[Pallas MGPU] Disable XLA:GPU autotuning in attention tests

apaszke · Google-ML-Automation · commit eda7506d6bcd · 2024-12-06T09:19:08.000-08:00
We don't care about performance of the reference impl, we only use it for
correctness testing. More importantly, it works around a deadlock at compile
time that sometimes happens when testing large batch sizes.
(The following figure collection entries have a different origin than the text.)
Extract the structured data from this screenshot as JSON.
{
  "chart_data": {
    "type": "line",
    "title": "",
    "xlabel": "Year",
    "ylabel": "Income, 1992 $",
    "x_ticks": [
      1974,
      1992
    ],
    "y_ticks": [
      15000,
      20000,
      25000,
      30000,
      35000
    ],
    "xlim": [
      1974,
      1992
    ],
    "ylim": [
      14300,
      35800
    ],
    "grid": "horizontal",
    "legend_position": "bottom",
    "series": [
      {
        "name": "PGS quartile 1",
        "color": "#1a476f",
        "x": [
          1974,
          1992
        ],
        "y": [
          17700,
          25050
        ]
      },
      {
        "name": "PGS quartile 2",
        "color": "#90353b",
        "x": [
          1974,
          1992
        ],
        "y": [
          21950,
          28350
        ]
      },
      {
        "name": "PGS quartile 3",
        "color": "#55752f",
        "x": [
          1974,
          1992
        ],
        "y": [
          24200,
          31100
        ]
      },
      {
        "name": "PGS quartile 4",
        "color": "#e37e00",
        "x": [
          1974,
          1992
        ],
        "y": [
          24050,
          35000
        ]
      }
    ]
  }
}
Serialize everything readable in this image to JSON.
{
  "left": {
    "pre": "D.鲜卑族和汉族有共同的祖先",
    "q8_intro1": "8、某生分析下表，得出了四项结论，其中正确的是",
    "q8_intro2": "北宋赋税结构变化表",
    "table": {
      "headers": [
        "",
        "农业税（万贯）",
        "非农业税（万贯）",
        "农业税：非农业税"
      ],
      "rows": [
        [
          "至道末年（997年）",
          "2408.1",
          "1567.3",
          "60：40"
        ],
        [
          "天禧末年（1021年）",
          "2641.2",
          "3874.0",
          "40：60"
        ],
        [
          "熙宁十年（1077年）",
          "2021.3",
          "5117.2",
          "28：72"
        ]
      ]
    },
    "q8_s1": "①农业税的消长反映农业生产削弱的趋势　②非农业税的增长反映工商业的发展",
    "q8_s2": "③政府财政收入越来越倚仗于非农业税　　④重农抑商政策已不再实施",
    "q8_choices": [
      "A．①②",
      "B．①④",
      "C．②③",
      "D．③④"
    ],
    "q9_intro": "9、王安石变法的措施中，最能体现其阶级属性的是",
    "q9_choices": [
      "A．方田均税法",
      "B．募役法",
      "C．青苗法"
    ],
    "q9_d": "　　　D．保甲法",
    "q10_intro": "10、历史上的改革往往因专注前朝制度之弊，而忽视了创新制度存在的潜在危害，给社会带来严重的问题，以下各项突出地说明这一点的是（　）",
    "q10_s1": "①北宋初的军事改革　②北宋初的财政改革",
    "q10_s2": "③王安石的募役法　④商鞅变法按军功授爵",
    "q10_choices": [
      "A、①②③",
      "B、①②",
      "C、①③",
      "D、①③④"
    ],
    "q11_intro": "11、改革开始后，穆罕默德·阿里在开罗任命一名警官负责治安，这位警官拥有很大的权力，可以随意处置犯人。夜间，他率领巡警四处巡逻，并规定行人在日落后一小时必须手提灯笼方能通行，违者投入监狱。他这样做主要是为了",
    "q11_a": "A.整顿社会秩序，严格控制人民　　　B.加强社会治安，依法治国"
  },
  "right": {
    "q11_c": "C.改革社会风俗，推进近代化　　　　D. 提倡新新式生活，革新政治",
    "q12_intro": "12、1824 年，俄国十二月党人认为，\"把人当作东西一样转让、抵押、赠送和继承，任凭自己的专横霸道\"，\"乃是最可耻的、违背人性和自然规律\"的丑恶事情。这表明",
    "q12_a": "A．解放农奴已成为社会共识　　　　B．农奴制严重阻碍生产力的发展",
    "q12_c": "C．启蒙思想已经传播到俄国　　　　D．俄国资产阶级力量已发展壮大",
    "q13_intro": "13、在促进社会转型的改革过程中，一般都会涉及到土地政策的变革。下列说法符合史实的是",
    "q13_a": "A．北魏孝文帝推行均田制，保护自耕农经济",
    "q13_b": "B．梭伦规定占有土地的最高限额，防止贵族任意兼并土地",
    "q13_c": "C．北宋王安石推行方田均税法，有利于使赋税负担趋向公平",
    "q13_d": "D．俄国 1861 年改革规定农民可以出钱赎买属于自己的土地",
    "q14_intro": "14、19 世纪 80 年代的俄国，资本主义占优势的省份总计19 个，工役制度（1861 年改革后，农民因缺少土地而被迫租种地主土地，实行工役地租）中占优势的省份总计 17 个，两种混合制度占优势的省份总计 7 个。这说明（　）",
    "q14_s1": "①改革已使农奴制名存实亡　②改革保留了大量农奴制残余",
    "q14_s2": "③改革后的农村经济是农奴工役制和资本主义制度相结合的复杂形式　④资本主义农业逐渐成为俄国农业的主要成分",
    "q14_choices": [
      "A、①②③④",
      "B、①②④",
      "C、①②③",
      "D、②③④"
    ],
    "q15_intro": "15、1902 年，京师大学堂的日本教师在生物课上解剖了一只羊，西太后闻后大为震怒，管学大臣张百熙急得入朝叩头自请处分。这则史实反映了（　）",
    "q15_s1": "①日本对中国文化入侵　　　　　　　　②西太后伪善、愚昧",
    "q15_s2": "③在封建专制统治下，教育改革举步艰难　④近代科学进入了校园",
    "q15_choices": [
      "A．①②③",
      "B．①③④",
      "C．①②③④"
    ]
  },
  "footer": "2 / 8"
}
PiperOrigin-RevId: 703521029
diff --git a/tests/pallas/BUILD b/tests/pallas/BUILD
@@ -494,6 +494,7 @@ jax_multiplatform_test(
     srcs = ["//jax/experimental/pallas/ops/gpu:attention_mgpu.py"],
     enable_backends = [],
     enable_configs = ["gpu_h100_x32"],
+    env = {"XLA_FLAGS": "--xla_gpu_autotune_level=0"},
     tags = [
         "manual",
         "notap",
@@ -509,6 +510,7 @@ jax_multiplatform_test(
     srcs = ["mgpu_attention_test.py"],
     enable_backends = [],
     enable_configs = ["gpu_h100_x32"],
+    env = {"XLA_FLAGS": "--xla_gpu_autotune_level=0"},
     deps = [
         "//jax:pallas",
         "//jax:pallas_experimental_gpu_ops",